I got a flyer in the mail for a huge summer sale with Mel Bay books. 70% of the price of select books. Check out the sale here.

So, I bought $120 worth of books for $45! Some of the books I got are pretty sweet and some are losers. Here’s my ratings out of a 5 pick scale:

Jazz Chords for Rock Guitarists- J. Maione. 4 picks. This book would be an excellent tool for getting out of just basic open chords and bar chords and starting to expand your harmonic range. He uses a derivative method which is what I use as well. That means to find more complex chords by altering the basic chords from which they can be derived. It sounds complicated but it is actually really simple.

Mel Bay’s Complete Guitar Improvisation Book– V. Bredice. 2 picks. This book was a huge disappointment. It looks at first like a great method book, but when I got inside it, I found it confusing, poorly explained, and just plain boring. Page after page of notated scales as if playing up and down the harmonic minor scale in all 12 keys would teach you anything about improvising. “Improvisation” should have been completely removed from the title, but even then I would give it a 3 because of how utterly boring and stuffy it was.

Essential Jazz Lines in the Style of Clifford Brown- C. Christiansen and K. Bock. 5 picks!!!! This book is really cool. The first section explains some of the core concepts for playing bebop and the rest of the book contains short lics that can be easily applied to tunes as well as a few full solos that show how the lics can be incorporated. (If you have not yet done any improvisation I would first pick up Jaime Aebersold Vol. 1). I have looked at Essential Jazz Lines…Wes Montgomery, but I would recommend that guitar players go through Clifford Brown first because it is the meat and potatoes of bebop improvisation.

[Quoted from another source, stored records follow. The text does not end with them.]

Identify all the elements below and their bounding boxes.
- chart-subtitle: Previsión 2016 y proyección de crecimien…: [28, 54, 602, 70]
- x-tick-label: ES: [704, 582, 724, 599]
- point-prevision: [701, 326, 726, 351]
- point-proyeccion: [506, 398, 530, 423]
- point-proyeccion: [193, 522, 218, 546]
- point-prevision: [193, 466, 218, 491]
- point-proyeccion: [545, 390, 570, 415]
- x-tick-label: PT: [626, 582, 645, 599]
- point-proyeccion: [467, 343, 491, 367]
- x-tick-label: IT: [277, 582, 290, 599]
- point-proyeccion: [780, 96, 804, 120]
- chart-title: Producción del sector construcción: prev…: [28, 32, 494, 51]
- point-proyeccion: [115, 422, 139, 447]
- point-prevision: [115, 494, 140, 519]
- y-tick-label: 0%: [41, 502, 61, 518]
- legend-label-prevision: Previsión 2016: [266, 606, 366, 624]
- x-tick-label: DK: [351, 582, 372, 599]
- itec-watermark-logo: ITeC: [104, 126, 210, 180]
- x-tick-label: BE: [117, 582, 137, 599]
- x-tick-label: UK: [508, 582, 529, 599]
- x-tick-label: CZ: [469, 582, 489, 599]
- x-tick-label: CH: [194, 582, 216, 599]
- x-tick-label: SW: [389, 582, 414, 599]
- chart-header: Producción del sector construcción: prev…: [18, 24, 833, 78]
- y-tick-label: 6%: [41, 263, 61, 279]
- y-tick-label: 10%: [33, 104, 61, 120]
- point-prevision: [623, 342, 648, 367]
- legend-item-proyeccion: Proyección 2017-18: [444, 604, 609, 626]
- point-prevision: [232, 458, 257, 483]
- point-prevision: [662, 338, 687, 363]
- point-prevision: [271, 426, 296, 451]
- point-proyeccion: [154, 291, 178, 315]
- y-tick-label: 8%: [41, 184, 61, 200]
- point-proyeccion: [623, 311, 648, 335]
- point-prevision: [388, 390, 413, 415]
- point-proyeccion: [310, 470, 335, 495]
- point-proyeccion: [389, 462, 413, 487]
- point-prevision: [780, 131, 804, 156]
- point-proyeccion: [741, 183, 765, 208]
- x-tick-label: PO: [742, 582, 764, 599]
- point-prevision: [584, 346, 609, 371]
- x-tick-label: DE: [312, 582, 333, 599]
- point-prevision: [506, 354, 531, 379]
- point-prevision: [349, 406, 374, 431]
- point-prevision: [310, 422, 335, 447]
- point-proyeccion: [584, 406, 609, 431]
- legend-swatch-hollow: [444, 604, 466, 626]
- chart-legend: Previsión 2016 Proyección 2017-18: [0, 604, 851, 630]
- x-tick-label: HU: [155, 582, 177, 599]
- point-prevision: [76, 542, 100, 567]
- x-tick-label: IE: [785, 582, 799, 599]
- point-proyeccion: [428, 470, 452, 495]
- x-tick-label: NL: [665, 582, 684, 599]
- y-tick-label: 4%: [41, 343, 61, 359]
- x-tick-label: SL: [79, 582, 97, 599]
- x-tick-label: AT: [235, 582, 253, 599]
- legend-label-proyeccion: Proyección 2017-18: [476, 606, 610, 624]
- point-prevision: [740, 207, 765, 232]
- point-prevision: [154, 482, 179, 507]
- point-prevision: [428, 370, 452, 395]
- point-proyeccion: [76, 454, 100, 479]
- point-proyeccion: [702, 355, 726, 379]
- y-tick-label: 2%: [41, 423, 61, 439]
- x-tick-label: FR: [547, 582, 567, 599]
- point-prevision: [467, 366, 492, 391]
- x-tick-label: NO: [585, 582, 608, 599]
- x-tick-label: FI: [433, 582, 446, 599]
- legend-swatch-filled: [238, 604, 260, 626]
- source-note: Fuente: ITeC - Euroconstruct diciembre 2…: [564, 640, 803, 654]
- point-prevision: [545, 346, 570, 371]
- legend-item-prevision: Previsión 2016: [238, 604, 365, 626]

Blues Lead Guitar Method -S. Griffin. 3 picks. This book is pretty old and a little square, but it has some excellent diagrams of the fret board showing minor pentatonics. I would use it with a beginner, but only in connection with some other method books and a lot of practical application.

101 Essential Rock’n’Roll Chord Progressions- L. McCabe. 3 picks. A good resource for beginners to practice playing chords. I bet if you could go through all 101 progressions you would go a long way toward mastering basic rhythm guitar. I would have liked if the progressions were presented from easy to difficult and more rhythms would have been nice.

Comping the Blues –F. Vignola. 4 picks. I liked this book a lot. It has 12 different comping choruses of 12 bar blues changes in different keys designed for guitar. I went through a book similar to this one in college and it really solidified the concept of comping for me at the time. I would even give this book to beginners because the chords are notated and given in chord diagrams (no tab, but I prefer it without). If the book was longer or contained more tunes than just blues, I would have given it a 5. The intro said that these comping patterns are use in a series of books for small ensembles called, Jamming the Blues that include books on improv for drums, bass, piano, etc. which would be cool to use in a classroom.

Music Theory Workbook for Guitar Vol. 1 Intervals and Chord Construction-B. Arnold. 4 picks. I like the idea of a music theory book designed for guitarists who need to understand theory in different ways than other instruments. I personally HATE chord dictionaries, charts and the like because they give you fish without teaching you to catch your own. This book is a nice book to get into that world of understanding chords the way pianist do.